What has hit the Congress really hard is the Telengana issue: does the party and state government support the creation of a separate state carved out of Andhra, a long-standing political demand? The issue has virtually split the Congress vote bank with divided regional loyalties. By and large, party leaders in coastal Andhra and Rayalaseema favour a united Andhra. In contrast, the people of Telangana are in ferment, their agitation for a separate state growing in magnitude by the day.

The Telengana issue has now become a mill around the party's neck. The party had 'promised’ to sympathetically look into the demands in the run-up to the 2004 and 2009 general elections. In reality, it has done very little. In contrast to the BJP, the Congress remains ideologically opposed to the idea of small states and has since 2004 pursued a meaningless policy of wait and watch. The BJP-led NDA government had presided over the bifurcation of UP and Bihar into Uttarakhand and Jharkhand respectively. If that was not bad enough, under acute local pressure, the Congress committed a grave error in December 2009 by recklessly announcing that the process for the formation of Telangana would be initiated. The announcement started a huge flap in coastal Andhra and Rayalaseema.

Political analysts say that the central government succumbed to the pressure exerted by ‘muscled’ coastal leaders, whose interests are intrinsically linked with affluent Hyderabad and the central leadership of the party had no option but to go back on its somewhat tentative announcement. The results are there to see. From 2009 till date, the Congress has lost all elections in Andhra with huge margins. For the same period, the state has been virtually on the boil.

Says S Sudheer Kumar, an IT executive in Hyderabad, "The government has been unable to control agitations, leaving the people to fend for themselves against mobs. Obviously, people are seeking alternatives. Why should I vote for Congress again?’’ Kumar’s view is representative of the public ire.

Economically, too, the state is in a mess. In the last decade, Andhra Pradesh rarely witnessed power cuts in the monsoon season. Now for the first time, an 8-hour power cut in rural areas and 6 in urban, have added to people's frustration. Power holidays for industries are being enforced. There is no new industrial policy. Employment opportunities have fallen drastically and sales tax on fuel products are the highest in the country leading to all-round discontent.
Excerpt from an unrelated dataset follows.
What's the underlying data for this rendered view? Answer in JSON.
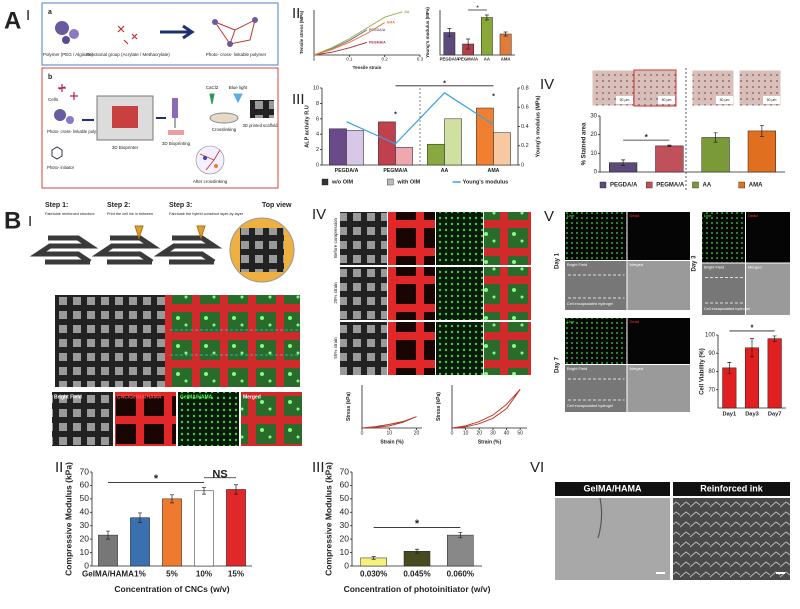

The Telengana-driven political instability has kept investors away; not too long ago, this largest state in south India was a preferred destination for entrepreneurs. Slowly, many corporate offices are moving to Chennai, Bangalore and New Delhi, what with agitations and strike calls vitiating the working atmosphere to a significant degree.

The year 2009 can be considered a landmark for the Congress. "Since the 2009 elections, there have been three chief ministers but until the Telangana issue is settled, there will be no progress in the state. Either way, the government should take a call on the bifurcation and forcefully stand by its decision,’’ says Sethuraman, a Tamil merchant.

Inflation is a bugbear. "In the last three years, prices of essential commodities, including milk, oil and vegetables, have doubled. Why should I vote this government?" questions an indignant T Janaki Rani, a homemaker. Some preliminary poll surveys have given the Congress nine Lok Sabha seats out of 42. The worry is that if this trend continues till 2014, it will make its return in the state and perhaps even the centre, difficult.

The party’s high command is seized of the issue and the people's strong anti-Congress sentiments. Once Andhra paved the way for the formation of UPA government in 2004. But, in 2014, it shows all the signs of becoming a victim of deadly anti-incumbency.